Reducing inequalities for neurodivergent individuals is essential for achieving UN Sustainable Development Goal #10. Building systems that affirm neurodivergent identities and support their psychological well-being represents a critical step toward a more equitable, inclusive world.

Solutions overview

Achieving genuine mental health equity requires an intensive and multi-faceted approach that addresses both healthcare systems and the wider structural determinants of mental health. The examples explored in this essay, homelessness, ethnic and racial minority status, socioeconomic disadvantage, LGBTQ+ identity, and neurodivergence, highlight patterns of exclusion and systemic bias in society.

Firstly, mental health services must be restructured to promote accessibility, inclusivity, and cultural safety. Expanding mobile outreach models for underserved populations, mandating cultural humility and anti-discrimination training in professional education, and adapting services to accommodate neurodiverse needs are key steps. Universal health coverage, inclusive of comprehensive mental health care such as psychological therapies, must be seen as a basic entitlement rather than a privilege based on an individual’s income, geography, or identity.

Beyond reform within the healthcare system itself, addressing social determinants of mental health is essential. Governments should prioritise investments in affordable housing, equitable education, secure employment, and robust social protection systems in order to mitigate the economic and social stressors that can drive mental ill-health.

Finally, communities must be placed at the centre of any reform. Co-producing services with people who have lived experience of poverty, discrimination, or neurodivergence ensures that interventions are grounded in reality rather than taking a paternalistic approach.
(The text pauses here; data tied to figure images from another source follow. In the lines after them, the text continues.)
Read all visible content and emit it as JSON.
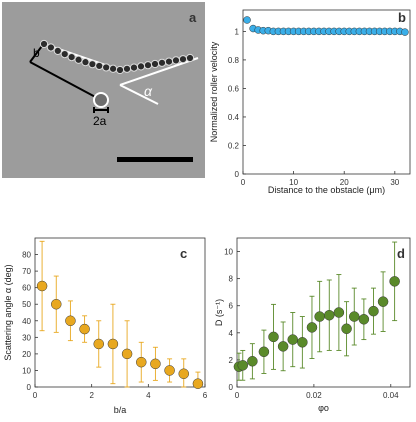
{
  "panel_a": {
    "letter": "a",
    "label_b": "b",
    "label_alpha": "α",
    "label_2a": "2a"
  },
  "chart_data": [
    {
      "panel": "b",
      "type": "scatter",
      "xlabel": "Distance to the obstacle (μm)",
      "ylabel": "Normalized roller velocity",
      "xlim": [
        0,
        33
      ],
      "ylim": [
        0,
        1.15
      ],
      "xticks": [
        "0",
        "10",
        "20",
        "30"
      ],
      "yticks": [
        "0",
        "0.2",
        "0.4",
        "0.6",
        "0.8",
        "1"
      ],
      "marker_color": "#3aaee8",
      "x": [
        0.8,
        2,
        3,
        4,
        5,
        6,
        7,
        8,
        9,
        10,
        11,
        12,
        13,
        14,
        15,
        16,
        17,
        18,
        19,
        20,
        21,
        22,
        23,
        24,
        25,
        26,
        27,
        28,
        29,
        30,
        31,
        32
      ],
      "y": [
        1.08,
        1.02,
        1.01,
        1.005,
        1.005,
        1.0,
        1.0,
        1.0,
        1.0,
        1.0,
        1.0,
        1.0,
        1.0,
        1.0,
        1.0,
        1.0,
        1.0,
        1.0,
        1.0,
        1.0,
        1.0,
        1.0,
        1.0,
        1.0,
        1.0,
        1.0,
        1.0,
        1.0,
        1.0,
        1.0,
        1.0,
        0.995
      ]
    },
    {
      "panel": "c",
      "type": "scatter",
      "xlabel": "b/a",
      "ylabel": "Scattering angle  α (deg)",
      "xlim": [
        0,
        6
      ],
      "ylim": [
        0,
        90
      ],
      "xticks": [
        "0",
        "2",
        "4",
        "6"
      ],
      "yticks": [
        "0",
        "10",
        "20",
        "30",
        "40",
        "50",
        "60",
        "70",
        "80"
      ],
      "marker_color": "#e8a820",
      "x": [
        0.25,
        0.75,
        1.25,
        1.75,
        2.25,
        2.75,
        3.25,
        3.75,
        4.25,
        4.75,
        5.25,
        5.75
      ],
      "y": [
        61,
        50,
        40,
        35,
        26,
        26,
        20,
        15,
        14,
        10,
        8,
        2
      ],
      "err": [
        27,
        17,
        12,
        8,
        14,
        24,
        20,
        12,
        10,
        7,
        9,
        7
      ]
    },
    {
      "panel": "d",
      "type": "scatter",
      "xlabel": "φo",
      "ylabel": "D (s⁻¹)",
      "xlim": [
        0,
        0.045
      ],
      "ylim": [
        0,
        11
      ],
      "xticks": [
        "0",
        "0.02",
        "0.04"
      ],
      "yticks": [
        "0",
        "2",
        "4",
        "6",
        "8",
        "10"
      ],
      "marker_color": "#5a8a2a",
      "x": [
        0.0005,
        0.0015,
        0.004,
        0.007,
        0.0095,
        0.012,
        0.0145,
        0.017,
        0.0195,
        0.0215,
        0.024,
        0.0265,
        0.0285,
        0.0305,
        0.033,
        0.0355,
        0.038,
        0.041
      ],
      "y": [
        1.5,
        1.6,
        1.9,
        2.6,
        3.7,
        3.0,
        3.5,
        3.3,
        4.4,
        5.2,
        5.3,
        5.5,
        4.3,
        5.2,
        5.0,
        5.6,
        6.3,
        7.8
      ],
      "err": [
        1.0,
        1.1,
        1.3,
        1.6,
        2.4,
        1.8,
        2.0,
        1.9,
        2.3,
        2.6,
        2.6,
        2.8,
        2.0,
        2.1,
        1.5,
        1.7,
        2.2,
        2.9
      ]
    }
  ]
}
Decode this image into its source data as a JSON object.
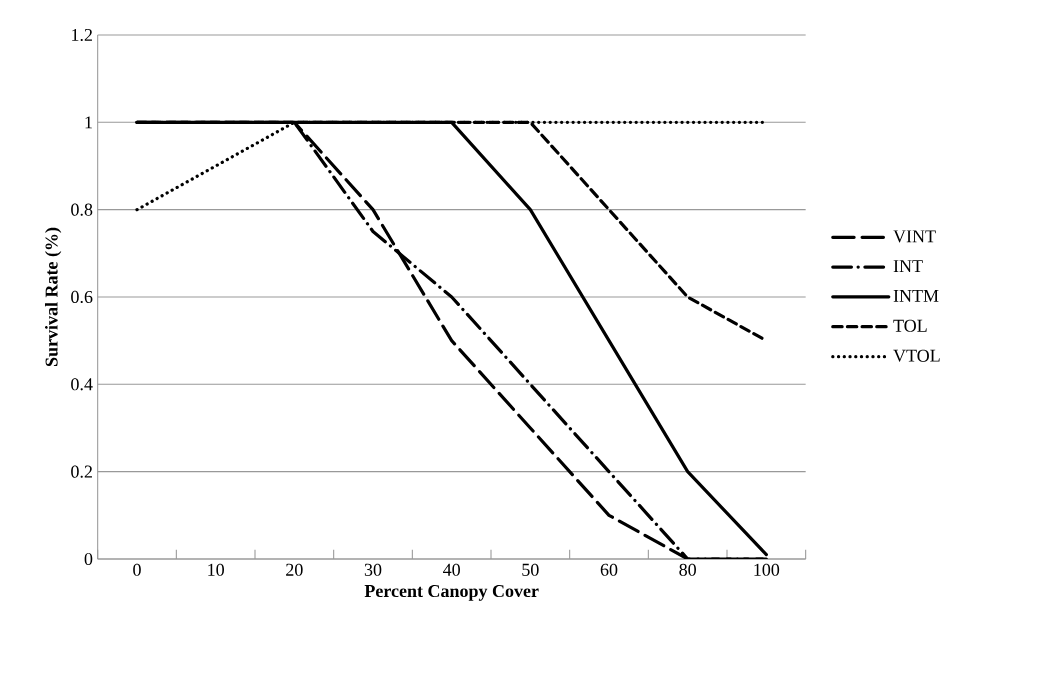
{
  "chart_data": {
    "type": "line",
    "xlabel": "Percent Canopy Cover",
    "ylabel": "Survival Rate (%)",
    "categories": [
      "0",
      "10",
      "20",
      "30",
      "40",
      "50",
      "60",
      "80",
      "100"
    ],
    "series": [
      {
        "name": "VINT",
        "color": "#000000",
        "line_style": "longdash",
        "values": [
          1,
          1,
          1,
          0.8,
          0.5,
          0.3,
          0.1,
          0,
          0
        ]
      },
      {
        "name": "INT",
        "color": "#000000",
        "line_style": "dashdot",
        "values": [
          1,
          1,
          1,
          0.75,
          0.6,
          0.4,
          0.2,
          0,
          0
        ]
      },
      {
        "name": "INTM",
        "color": "#000000",
        "line_style": "solid",
        "values": [
          1,
          1,
          1,
          1,
          1,
          0.8,
          0.5,
          0.2,
          0.01
        ]
      },
      {
        "name": "TOL",
        "color": "#000000",
        "line_style": "dashed",
        "values": [
          1,
          1,
          1,
          1,
          1,
          1,
          0.8,
          0.6,
          0.5
        ]
      },
      {
        "name": "VTOL",
        "color": "#000000",
        "line_style": "dotted",
        "values": [
          0.8,
          0.9,
          1,
          1,
          1,
          1,
          1,
          1,
          1
        ]
      }
    ],
    "ylim": [
      0,
      1.2
    ],
    "yticks": [
      0,
      0.2,
      0.4,
      0.6,
      0.8,
      1,
      1.2
    ],
    "grid": "y",
    "legend": "right",
    "marker": "none"
  }
}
More funding should be provided for community-led initiatives, peer support networks, and advocacy organisations to promote change from within.

Taken together, these actions reflect the true spirit of UN Sustainable Development Goal #10: reducing inequalities not only between but within nations, and ensuring that no one’s mental health is left to chance or circumstance.

Conclusion

Mental health care has long been framed as a universal need, yet in reality, it remains deeply conditioned by inequality. Homelessness, racism, poverty, LGBTQ+ discrimination, and the marginalisation of neurodivergent individuals are key issues in who receives care, how they are treated, and what outcomes they have. The consequences are alarming, with higher rates of psychological distress and the systematic exclusion of millions from the promise of mental wellbeing.

Sustainable Development Goal #10 envisions a world where these disparities are no longer inevitable. Meeting this challenge requires more than minor adjustments. It demands a reimagining of mental health systems as instruments of equity, empowerment, and inclusion. By addressing social determinants, embedding cultural and neurodiversity competence, and elevating the voices of those most affected, we can build a future where mental health care is accessible, acceptable, and effective for all.

No one should be left behind when it comes to mental health. By committing to reforms that promote inclusion, dignity, and justice, we can bring the principles of UN Sustainable Development Goal #10 closer to reality.